Sum of elements of a composition

[PeterBradshaw]

Find combinatorially Sum(a1a2...ak) where the sum is over all compositions a1+a2+...+ak = n

Honestly I have no idea how to approach this. I understand that the values of a1 through ak can be obtained by arranging 1's in a row with boxes between them and then choosing 1 to k plus signs, filling the other boxes with commas, but I don't know if that's relevant to this problem. I'm quite inexperienced at combinatorics.

Also, if anyone could let me know how to use an equation editor is this forum, that would be great.

Thanks.

 

[daon2]

Find combinatorially Sum(a1a2...ak) where the sum is over all compositions a1+a2+...+ak = n

Honestly I have no idea how to approach this. I understand that the values of a1 through ak can be obtained by arranging 1's in a row with boxes between them and then choosing 1 to k plus signs, filling the other boxes with commas, but I don't know if that's relevant to this problem. I'm quite inexperienced at combinatorics.

Also, if anyone could let me know how to use an equation editor is this forum, that would be great.

Thanks.

Why not look at any proper partition, and see how many ways each can be rearranged? For example with n=4:


\(\displaystyle
\begin{array}{|c|c|c|c|c|}
\hline
- & - & - & 4\\
\hline
- & - & 1 & 3\\
\hline
- & 1 & 1 & 2\\
\hline
- & - & 2 & 2\\
\hline
1 & 1 & 1 & 1\\
\hline
\end{array}
\)

The first has only 1 arrangement, the second has 2!, the third has 3!/2!, the fourth has 1, fifth has 1. So the sum off all possible products is 1*4 + 2!*3 + 3!/2!*2 + 1*4 + 1*1 = 21.

There looks to be an inductive thing going on too. For example any partition of 5 will either just be 5 or the (rearranged) union of partitions of x and y where x+y=5. This is not an obvious problem (to me), you'll need to work out the pattern

 

[pka]

Find combinatorially Sum(a1a2...ak) where the sum is over all compositions a1+a2+...+ak = n

Honestly I have no idea how to approach this. I understand that the values of a1 through ak can be obtained by arranging 1's in a row with boxes between them and then choosing 1 to k plus signs, filling the other boxes with commas, but I don't know if that's relevant to this problem. I'm quite inexperienced at combinatorics.

I see from reply #2 is assuming that these are integer partitions. On That webpage you can change the 4 to any positive integer.

But to me from the question I do not infer that we are dealing with integers.

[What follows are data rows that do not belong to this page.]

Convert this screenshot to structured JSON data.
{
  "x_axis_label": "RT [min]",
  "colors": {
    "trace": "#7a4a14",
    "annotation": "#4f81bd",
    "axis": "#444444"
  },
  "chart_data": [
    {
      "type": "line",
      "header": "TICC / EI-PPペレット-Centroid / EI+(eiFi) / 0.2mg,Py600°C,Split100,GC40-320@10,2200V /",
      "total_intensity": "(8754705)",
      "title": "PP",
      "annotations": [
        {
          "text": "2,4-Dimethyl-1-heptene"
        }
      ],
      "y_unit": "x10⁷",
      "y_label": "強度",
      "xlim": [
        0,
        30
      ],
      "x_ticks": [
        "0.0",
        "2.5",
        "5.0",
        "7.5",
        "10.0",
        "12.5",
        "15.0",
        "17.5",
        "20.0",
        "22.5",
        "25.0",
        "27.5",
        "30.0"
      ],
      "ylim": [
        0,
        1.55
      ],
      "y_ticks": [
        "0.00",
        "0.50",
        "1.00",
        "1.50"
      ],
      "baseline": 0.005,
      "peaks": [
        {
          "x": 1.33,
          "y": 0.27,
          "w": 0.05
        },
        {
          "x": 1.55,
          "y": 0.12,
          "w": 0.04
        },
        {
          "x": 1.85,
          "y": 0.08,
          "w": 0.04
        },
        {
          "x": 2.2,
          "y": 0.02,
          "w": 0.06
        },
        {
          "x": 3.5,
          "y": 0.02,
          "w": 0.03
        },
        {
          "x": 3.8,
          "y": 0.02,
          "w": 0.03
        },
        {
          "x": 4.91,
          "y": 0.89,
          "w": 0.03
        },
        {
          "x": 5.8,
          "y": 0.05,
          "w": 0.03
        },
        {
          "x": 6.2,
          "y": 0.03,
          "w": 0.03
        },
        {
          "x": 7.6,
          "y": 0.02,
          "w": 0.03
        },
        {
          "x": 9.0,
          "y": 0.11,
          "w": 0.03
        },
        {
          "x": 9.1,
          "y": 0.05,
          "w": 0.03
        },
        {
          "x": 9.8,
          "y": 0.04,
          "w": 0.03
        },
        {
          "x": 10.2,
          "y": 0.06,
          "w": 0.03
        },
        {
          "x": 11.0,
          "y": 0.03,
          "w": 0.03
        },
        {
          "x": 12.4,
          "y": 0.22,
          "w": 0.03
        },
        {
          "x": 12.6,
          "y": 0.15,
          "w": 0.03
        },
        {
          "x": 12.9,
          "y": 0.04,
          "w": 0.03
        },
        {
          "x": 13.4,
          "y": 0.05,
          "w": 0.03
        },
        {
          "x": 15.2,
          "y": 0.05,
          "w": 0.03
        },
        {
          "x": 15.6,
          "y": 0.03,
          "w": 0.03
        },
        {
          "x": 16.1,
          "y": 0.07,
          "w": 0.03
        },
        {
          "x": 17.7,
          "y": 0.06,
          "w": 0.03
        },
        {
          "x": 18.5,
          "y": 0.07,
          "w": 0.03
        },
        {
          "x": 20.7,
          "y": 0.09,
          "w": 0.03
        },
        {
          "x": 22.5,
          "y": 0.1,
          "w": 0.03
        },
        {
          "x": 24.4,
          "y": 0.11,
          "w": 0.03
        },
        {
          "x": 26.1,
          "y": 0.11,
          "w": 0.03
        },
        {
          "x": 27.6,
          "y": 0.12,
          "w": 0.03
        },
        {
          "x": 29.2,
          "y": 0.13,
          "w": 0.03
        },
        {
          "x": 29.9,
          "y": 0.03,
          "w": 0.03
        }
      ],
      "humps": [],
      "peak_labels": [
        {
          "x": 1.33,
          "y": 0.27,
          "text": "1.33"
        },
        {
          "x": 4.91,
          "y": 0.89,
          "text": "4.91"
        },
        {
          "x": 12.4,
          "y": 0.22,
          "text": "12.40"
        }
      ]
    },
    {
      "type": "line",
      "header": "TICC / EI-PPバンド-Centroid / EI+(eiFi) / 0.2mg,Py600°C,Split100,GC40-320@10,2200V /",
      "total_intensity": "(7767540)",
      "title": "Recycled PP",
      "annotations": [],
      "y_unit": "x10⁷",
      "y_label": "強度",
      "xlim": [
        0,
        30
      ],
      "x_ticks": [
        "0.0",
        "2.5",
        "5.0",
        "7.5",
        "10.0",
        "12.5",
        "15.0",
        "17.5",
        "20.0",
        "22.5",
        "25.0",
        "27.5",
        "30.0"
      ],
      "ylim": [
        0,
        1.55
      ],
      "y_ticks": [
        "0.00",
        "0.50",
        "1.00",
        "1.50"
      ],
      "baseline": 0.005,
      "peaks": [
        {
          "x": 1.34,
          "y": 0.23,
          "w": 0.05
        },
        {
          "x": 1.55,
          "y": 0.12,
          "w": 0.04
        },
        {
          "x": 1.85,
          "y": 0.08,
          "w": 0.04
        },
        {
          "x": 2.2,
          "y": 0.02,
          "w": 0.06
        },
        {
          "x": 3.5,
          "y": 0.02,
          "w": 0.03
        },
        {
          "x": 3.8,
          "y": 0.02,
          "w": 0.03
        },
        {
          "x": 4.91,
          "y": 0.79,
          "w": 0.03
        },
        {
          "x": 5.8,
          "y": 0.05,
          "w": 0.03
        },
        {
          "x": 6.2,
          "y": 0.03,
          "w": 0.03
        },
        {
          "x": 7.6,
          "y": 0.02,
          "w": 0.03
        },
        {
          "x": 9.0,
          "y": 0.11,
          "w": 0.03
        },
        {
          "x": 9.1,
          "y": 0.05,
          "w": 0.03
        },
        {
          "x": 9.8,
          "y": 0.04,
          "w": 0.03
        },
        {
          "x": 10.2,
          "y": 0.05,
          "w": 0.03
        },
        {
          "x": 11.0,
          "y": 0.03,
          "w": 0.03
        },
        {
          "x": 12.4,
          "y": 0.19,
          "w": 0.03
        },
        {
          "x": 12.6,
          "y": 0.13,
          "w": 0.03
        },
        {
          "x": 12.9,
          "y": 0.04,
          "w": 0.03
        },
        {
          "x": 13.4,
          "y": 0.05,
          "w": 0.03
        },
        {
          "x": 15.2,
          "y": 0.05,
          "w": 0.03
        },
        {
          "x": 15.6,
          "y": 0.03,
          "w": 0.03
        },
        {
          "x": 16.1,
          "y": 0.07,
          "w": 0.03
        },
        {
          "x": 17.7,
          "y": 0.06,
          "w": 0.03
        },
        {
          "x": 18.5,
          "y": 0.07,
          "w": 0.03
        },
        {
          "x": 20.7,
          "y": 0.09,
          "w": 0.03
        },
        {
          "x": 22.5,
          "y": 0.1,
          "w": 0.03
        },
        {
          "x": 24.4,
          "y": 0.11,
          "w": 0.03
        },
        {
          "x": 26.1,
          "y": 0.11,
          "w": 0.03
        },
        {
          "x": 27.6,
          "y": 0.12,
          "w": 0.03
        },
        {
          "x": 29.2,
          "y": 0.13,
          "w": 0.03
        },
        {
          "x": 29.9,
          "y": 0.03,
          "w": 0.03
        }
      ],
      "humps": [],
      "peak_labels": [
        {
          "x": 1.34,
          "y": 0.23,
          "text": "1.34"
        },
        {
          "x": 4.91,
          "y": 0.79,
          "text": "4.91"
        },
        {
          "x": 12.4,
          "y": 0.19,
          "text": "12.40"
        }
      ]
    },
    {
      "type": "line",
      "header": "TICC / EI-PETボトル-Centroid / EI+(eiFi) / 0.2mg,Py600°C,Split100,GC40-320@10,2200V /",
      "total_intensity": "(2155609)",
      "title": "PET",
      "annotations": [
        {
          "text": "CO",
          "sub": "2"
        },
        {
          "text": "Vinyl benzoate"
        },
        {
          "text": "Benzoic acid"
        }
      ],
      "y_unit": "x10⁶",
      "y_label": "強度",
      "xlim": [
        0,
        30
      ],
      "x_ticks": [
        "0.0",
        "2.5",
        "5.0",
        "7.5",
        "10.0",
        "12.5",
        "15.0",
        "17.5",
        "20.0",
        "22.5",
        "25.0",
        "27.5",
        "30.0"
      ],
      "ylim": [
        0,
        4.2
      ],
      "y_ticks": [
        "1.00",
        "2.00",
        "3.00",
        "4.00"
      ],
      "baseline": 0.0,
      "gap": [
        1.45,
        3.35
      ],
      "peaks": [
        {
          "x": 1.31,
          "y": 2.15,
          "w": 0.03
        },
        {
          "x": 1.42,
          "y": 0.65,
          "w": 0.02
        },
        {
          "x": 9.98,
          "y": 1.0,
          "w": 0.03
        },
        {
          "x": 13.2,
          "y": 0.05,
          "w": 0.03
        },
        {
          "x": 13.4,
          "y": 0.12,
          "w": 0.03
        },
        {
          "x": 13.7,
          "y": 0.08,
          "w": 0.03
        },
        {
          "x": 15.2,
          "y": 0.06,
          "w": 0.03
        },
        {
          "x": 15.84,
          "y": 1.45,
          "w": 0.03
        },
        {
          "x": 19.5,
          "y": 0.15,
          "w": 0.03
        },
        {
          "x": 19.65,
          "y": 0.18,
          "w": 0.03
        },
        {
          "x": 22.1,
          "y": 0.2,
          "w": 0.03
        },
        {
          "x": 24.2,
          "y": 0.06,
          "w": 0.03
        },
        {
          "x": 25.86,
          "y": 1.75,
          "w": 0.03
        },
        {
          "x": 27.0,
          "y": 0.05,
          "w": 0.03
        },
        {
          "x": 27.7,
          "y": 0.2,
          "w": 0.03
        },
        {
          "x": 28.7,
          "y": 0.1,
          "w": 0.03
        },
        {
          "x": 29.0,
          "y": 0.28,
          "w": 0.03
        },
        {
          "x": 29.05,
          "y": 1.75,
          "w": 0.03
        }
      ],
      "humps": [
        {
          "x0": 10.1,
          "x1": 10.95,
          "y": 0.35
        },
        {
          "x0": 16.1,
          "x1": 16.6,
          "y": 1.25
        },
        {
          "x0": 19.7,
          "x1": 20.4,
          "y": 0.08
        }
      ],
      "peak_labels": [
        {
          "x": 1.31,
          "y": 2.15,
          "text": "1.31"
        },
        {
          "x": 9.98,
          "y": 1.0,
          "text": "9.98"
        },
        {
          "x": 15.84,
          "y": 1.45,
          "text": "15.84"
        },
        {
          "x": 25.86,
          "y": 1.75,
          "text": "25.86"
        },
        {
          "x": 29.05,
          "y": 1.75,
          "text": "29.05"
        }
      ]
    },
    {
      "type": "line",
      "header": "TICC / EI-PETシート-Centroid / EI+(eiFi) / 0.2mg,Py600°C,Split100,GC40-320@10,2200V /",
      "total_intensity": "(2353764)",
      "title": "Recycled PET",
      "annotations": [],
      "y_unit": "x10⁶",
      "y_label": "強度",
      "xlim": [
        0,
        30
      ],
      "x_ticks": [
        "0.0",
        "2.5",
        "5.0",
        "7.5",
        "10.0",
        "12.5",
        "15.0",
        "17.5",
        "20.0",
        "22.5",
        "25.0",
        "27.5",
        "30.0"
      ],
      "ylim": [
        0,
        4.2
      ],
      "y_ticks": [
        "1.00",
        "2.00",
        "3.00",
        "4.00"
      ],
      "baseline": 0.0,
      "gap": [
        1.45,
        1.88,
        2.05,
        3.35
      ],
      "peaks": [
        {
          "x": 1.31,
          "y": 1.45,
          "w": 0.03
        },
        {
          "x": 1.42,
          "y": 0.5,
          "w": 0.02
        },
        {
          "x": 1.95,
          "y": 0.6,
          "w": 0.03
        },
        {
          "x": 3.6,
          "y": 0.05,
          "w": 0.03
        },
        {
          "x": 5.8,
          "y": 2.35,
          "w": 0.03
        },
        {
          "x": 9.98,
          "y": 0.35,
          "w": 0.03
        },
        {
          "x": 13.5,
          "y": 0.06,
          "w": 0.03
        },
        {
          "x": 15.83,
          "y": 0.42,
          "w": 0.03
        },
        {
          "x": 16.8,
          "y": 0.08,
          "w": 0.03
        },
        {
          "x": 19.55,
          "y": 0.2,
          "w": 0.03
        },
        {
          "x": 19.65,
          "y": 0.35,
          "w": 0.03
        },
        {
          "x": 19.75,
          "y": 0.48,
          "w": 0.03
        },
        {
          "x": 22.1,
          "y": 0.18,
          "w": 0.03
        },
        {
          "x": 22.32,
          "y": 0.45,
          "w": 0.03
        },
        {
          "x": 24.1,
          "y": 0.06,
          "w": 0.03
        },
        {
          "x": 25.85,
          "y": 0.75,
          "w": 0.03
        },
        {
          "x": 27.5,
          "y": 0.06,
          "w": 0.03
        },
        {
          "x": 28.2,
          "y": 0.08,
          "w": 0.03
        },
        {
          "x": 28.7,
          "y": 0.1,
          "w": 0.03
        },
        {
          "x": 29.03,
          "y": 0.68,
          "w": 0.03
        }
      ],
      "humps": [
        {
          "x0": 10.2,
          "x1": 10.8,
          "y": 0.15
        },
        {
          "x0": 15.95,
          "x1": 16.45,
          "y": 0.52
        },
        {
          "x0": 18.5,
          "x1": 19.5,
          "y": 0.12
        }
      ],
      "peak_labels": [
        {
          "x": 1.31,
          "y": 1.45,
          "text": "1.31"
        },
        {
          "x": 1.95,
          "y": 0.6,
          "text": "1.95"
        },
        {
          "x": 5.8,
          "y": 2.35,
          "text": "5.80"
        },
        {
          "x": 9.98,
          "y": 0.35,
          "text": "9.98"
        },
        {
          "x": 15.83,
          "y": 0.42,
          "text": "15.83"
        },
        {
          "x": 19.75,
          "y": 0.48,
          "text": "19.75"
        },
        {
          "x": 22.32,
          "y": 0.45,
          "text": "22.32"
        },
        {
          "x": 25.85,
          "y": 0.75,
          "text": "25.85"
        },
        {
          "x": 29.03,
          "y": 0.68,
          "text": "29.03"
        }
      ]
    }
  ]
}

As to using a equation editor here, you must learn to use LaTeX.
Write the code and wrap it in tags \(\displaystyle \text{\(\displaystyle \sum\limits_{j = 1}^k {{a_j}} = n \)}\) gives \(\displaystyle \sum\limits_{j = 1}^k {{a_j}} = n \).

 

[daon2]

pka, what would be another possible interpretation? If the \(\displaystyle a_i\)'s were not positive integers, but instead allowed to be, say, real numbers, all sums would be divergent?

 

[PeterBradshaw]

I'm sorry, I forgot to mention that a is an element of integers.